7.71. Since most universities in the UK have now established a repository, the costs of so doing may be regarded as sunk, although there will be a continuing need for investment and improvement.[2] A recent estimate of the annual operating costs puts them at between £26,000 and £210,000,[3] depending on the size of the university and its research community. As to subject repositories, the 2012 budget for ArXiv in the physics community is $589,000,[4] and the current cost for the NIH’s administration of PMC is put at $3.5-4.0 m. The annual running costs of UKPMC (excluding the support it receives from the US National Library of Medicine in ingesting articles from publishers) are c£600,000. It is important to note, however, that cost effectiveness depends critically on usage: the numbers of items uploaded into the repository, and downloaded from it. And it has recently been noted that “the limited resources devoted to repository management make it difficult to enhance services” with a detrimental effect on both efficiency and effectiveness.[5] The costs to universities of running fully-effective repositories thus remain unclear.

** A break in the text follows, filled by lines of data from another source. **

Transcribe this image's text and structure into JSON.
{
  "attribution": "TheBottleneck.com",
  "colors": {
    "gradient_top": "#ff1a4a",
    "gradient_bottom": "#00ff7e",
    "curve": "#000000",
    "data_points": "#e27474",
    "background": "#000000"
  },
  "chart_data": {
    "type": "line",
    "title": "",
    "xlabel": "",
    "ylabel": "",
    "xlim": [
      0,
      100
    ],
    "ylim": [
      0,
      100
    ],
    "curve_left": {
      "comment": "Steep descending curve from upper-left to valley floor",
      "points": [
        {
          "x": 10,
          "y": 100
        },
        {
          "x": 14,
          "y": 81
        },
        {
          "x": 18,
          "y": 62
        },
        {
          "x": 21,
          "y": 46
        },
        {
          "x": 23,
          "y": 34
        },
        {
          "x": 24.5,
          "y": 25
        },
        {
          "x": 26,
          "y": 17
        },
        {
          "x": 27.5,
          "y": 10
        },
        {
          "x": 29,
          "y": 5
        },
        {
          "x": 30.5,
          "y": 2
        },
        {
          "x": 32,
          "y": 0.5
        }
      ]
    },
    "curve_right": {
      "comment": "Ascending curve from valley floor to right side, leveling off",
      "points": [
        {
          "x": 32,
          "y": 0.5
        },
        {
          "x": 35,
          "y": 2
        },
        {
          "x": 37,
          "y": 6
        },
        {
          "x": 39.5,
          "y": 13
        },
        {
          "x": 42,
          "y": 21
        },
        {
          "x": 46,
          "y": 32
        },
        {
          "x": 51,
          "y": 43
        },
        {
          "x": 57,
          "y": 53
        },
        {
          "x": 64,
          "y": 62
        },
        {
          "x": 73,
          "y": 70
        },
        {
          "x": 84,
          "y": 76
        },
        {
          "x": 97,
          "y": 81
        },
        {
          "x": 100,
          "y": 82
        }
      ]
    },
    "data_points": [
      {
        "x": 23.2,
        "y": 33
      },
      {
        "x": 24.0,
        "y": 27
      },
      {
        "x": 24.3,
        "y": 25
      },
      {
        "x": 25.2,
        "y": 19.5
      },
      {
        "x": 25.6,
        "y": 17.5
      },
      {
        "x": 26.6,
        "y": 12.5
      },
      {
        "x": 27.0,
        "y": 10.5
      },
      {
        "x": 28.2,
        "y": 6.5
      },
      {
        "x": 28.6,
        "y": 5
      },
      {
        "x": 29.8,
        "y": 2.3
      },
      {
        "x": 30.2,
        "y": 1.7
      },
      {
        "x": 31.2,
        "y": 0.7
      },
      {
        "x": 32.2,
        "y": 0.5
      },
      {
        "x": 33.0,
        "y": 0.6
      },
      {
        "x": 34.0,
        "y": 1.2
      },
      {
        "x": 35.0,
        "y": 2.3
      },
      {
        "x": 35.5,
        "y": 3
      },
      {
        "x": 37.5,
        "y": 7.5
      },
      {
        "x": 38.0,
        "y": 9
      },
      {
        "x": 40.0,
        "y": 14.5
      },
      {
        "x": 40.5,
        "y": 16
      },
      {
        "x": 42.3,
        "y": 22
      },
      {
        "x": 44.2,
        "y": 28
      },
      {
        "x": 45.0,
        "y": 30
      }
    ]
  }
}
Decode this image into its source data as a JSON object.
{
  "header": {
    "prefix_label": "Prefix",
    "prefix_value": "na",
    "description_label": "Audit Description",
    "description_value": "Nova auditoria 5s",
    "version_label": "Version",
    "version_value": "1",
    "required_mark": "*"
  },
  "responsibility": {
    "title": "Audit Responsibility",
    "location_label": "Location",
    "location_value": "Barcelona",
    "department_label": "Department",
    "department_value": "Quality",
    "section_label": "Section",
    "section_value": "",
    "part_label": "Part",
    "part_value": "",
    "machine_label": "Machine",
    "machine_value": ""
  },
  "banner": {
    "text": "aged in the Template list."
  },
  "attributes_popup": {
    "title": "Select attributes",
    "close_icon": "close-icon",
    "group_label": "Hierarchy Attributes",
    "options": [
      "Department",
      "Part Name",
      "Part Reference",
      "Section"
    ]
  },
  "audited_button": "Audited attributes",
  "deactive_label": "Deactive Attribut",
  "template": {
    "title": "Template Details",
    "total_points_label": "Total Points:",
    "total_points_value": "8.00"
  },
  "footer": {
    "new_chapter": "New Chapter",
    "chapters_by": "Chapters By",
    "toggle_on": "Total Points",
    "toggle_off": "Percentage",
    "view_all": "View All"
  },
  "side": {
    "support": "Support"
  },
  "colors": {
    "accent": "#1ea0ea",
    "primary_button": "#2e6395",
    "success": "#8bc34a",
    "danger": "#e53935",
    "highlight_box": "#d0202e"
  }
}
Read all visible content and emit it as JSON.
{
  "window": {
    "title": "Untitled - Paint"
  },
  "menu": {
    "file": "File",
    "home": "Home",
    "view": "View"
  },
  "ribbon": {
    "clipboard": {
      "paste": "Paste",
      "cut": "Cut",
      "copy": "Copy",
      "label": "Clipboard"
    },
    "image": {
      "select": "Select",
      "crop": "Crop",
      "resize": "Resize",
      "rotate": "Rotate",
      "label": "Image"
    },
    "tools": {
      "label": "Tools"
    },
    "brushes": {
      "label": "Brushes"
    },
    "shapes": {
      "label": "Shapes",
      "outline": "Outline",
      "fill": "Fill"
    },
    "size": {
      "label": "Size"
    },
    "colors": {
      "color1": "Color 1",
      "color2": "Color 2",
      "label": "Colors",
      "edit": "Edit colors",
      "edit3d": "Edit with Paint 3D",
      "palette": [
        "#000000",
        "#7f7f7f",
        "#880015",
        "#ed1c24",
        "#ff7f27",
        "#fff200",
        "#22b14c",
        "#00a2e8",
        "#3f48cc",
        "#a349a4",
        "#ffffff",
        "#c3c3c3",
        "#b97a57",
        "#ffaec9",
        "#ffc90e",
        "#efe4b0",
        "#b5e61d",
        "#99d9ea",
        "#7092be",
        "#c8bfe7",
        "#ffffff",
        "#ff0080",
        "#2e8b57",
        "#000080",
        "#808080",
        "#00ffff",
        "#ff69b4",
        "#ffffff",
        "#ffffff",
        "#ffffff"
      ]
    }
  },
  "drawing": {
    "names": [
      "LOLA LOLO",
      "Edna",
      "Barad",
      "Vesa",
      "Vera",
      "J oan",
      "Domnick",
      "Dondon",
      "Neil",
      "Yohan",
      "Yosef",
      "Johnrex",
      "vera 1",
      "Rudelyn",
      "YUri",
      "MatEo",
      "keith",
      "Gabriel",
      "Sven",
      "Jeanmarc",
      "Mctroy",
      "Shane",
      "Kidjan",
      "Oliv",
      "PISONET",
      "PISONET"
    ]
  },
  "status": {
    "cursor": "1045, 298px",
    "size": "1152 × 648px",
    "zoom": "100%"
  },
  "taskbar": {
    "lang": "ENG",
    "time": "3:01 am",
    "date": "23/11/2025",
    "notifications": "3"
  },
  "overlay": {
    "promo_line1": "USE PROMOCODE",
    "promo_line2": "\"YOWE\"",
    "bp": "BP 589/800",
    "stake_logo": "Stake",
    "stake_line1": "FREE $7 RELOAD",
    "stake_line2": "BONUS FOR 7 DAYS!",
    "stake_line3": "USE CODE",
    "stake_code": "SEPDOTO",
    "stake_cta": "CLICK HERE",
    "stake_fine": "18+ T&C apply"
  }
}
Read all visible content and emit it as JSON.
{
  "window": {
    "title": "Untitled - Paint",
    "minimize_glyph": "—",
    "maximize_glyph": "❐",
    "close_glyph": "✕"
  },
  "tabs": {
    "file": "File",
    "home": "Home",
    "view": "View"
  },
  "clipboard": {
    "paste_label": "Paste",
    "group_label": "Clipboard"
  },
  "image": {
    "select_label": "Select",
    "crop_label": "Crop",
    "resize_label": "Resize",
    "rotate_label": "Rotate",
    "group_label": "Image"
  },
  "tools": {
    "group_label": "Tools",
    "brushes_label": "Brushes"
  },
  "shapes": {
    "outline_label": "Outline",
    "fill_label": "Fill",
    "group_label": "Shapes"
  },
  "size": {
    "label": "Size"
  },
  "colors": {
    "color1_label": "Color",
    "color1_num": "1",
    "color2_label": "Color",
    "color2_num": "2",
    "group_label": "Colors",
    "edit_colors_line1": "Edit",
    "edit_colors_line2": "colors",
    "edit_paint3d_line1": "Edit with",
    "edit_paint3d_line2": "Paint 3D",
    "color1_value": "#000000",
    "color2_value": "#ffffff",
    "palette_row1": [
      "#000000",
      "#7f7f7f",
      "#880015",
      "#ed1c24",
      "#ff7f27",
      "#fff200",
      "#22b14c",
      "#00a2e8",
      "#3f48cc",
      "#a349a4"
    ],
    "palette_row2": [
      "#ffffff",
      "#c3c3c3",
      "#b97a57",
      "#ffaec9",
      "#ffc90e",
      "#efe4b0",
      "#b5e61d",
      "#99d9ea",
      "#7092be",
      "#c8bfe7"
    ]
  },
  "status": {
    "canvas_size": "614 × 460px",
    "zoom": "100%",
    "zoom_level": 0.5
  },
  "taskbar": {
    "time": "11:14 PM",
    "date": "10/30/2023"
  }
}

  1. That might offer scope for innovation by third parties including new entrants; but such innovation would put at risk the journals on which any new innovative services would depend.
  2. A recent study for the PEER project found it impossible to determine set-up costs for repositories, since there were large degrees of internal cross-subsidisation, and adequate records had not been kept. But since set-up costs for institutional repositories have largely been met for the HE sector in the UK, the lack of adequate cost information may be of little relevance. See, Centro ASK, Universita Bocconi , PEER Economics report, 2011 , available at http://www.peerproject.eu/fileadmin/media/reports/PEER_Economics_Report.pdf
  3. Swan, A, op cit. A survey by the Association of Research Libraries in North America puts the annual running costs of institutional repositories at between $8,600 and $500,000.
  4. Ricky Erway, Lasting Impact: Sustainability of Disciplinary Repositories, OCLC, 2012
  5. Centro ASK, Universita Bocconi op. cit.